A Lull

There's been silence on the blog, and let me tell you,  silence on all other writing fronts.  It would be depressing if it wasn't just another dip of many in the writing sine curve; in the last few weeks I've been alternately elated and obsessed with my own shortcomings.  During these darker periods everything I hear is a reflection of my own perverted image of myself as a writer; someone tells me I have a strong background in politics, for instance, and that it might be fun to utilize this, and I hear "you're worthless!".  Luckily I think I've reached, for the time being, a happy middle ground, and, with the help of a new haircut, a new study, and a new idea, I might be able to resume writing as usual. The new haircut?  Probably incidental to the creative process, but every little helps.  Perhaps what was weighing me down was not my own lack of confidence after all, but split ends and an overgrown fringe.  The new study?  An attempt to force myself into a new routine.  It still overlooks the garden, but it's upstairs.  Lack of proximity to the tea kettle worries me slightly, but then, it might be easier to block out the rest of the world from upstairs.  And the new idea--or, rather, the new take on the old idea?  I'm not telling, not yet, but it involves, in addition to the usual (Oxford, psychology of place, literary ghosts), Don Quixote, the modern novel, a sequel, the first world war, and a lot of work.  I think it's gonna be good.

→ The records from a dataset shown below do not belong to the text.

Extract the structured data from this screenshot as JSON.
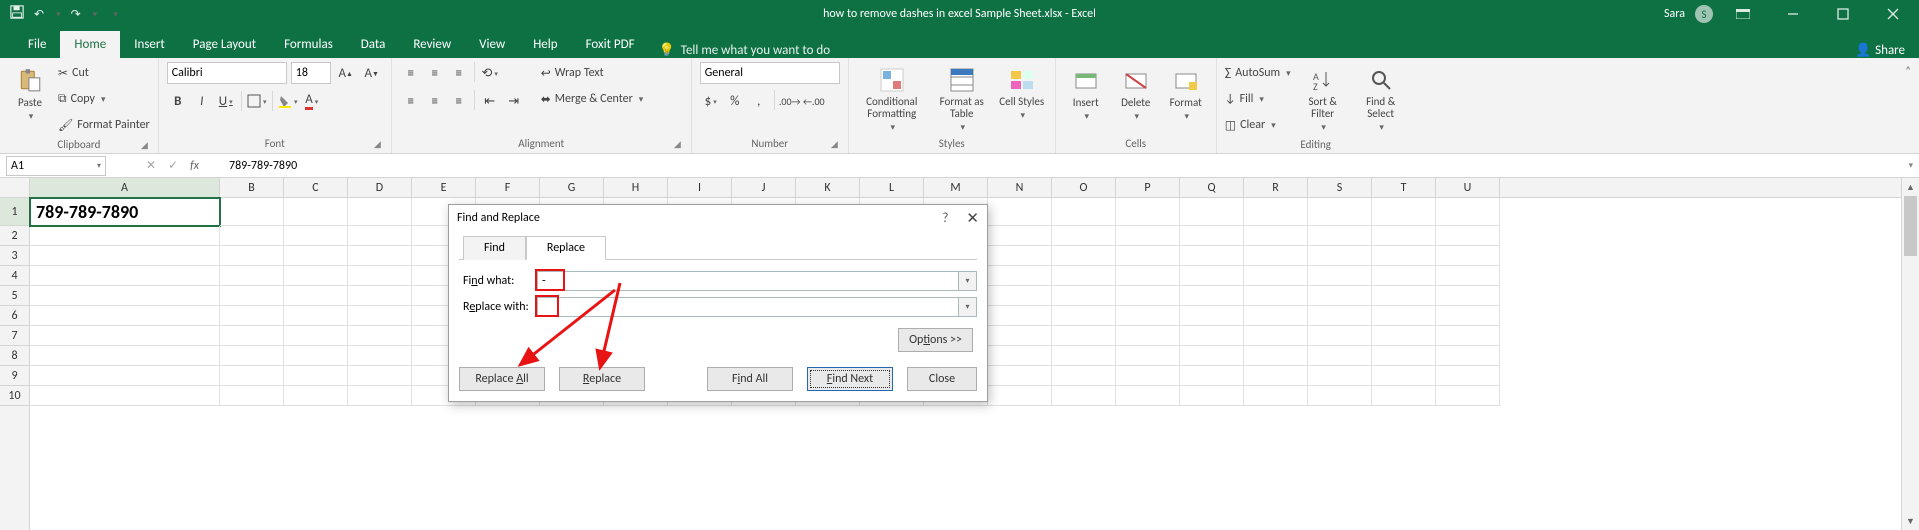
{
  "title": {
    "docname": "how to remove dashes in excel Sample Sheet.xlsx  -  Excel",
    "user": "Sara",
    "user_initial": "S"
  },
  "qat": {
    "save": "💾",
    "undo": "↶",
    "redo": "↷",
    "touch": "",
    "more": "▾"
  },
  "tabs": [
    "File",
    "Home",
    "Insert",
    "Page Layout",
    "Formulas",
    "Data",
    "Review",
    "View",
    "Help",
    "Foxit PDF"
  ],
  "tellme_placeholder": "Tell me what you want to do",
  "share": "Share",
  "ribbon": {
    "clipboard": {
      "paste": "Paste",
      "cut": "Cut",
      "copy": "Copy",
      "formatpainter": "Format Painter",
      "label": "Clipboard"
    },
    "font": {
      "name": "Calibri",
      "size": "18",
      "bold": "B",
      "italic": "I",
      "underline": "U",
      "label": "Font"
    },
    "alignment": {
      "wrap": "Wrap Text",
      "merge": "Merge & Center",
      "label": "Alignment"
    },
    "number": {
      "format": "General",
      "label": "Number"
    },
    "styles": {
      "cf": "Conditional Formatting",
      "fat": "Format as Table",
      "cs": "Cell Styles",
      "label": "Styles"
    },
    "cells": {
      "insert": "Insert",
      "delete": "Delete",
      "format": "Format",
      "label": "Cells"
    },
    "editing": {
      "autosum": "AutoSum",
      "fill": "Fill",
      "clear": "Clear",
      "sort": "Sort & Filter",
      "find": "Find & Select",
      "label": "Editing"
    }
  },
  "formula_bar": {
    "namebox": "A1",
    "formula": "789-789-7890"
  },
  "grid": {
    "columns": [
      "A",
      "B",
      "C",
      "D",
      "E",
      "F",
      "G",
      "H",
      "I",
      "J",
      "K",
      "L",
      "M",
      "N",
      "O",
      "P",
      "Q",
      "R",
      "S",
      "T",
      "U"
    ],
    "colA_width": 190,
    "other_col_width": 64,
    "rows": [
      1,
      2,
      3,
      4,
      5,
      6,
      7,
      8,
      9,
      10
    ],
    "cells": {
      "A1": "789-789-7890"
    }
  },
  "dialog": {
    "title": "Find and Replace",
    "tabs": {
      "find": "Find",
      "replace": "Replace"
    },
    "find_label": "Find what:",
    "find_value": "-",
    "replace_label": "Replace with:",
    "replace_value": "",
    "options": "Options >>",
    "btn_replace_all": "Replace All",
    "btn_replace": "Replace",
    "btn_find_all": "Find All",
    "btn_find_next": "Find Next",
    "btn_close": "Close"
  }
}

For reasons totally unrelated to the book, I've been reading some of P.G. Wodehouse's letters recently, and I'm convinced that this is why I'm not as worried as usual over my recent spell of creative impotence.  Late in his life, Wodehouse, already an enormously successful and prolific author, still both enjoyed the process of writing, and struggled with it greatly.  In one letter he tells a friend he's had to rewrite the beginning of a new novel many times, that he's been working for months and that it's only now coming together.  I feel like that about this one.

We're having a heat wave.  It's nice; it's strange.  I walk around in a daze all day.  Any energy that hadn't already been sapped by my worries over the book has now bled out into the sunlight, become more heat.  I take long naps on the couch when I'm not at work and listen to the songs from the ice-cream truck. Sometimes I think the whole city has gone mad; we're under the influence of someone else's circus-dream.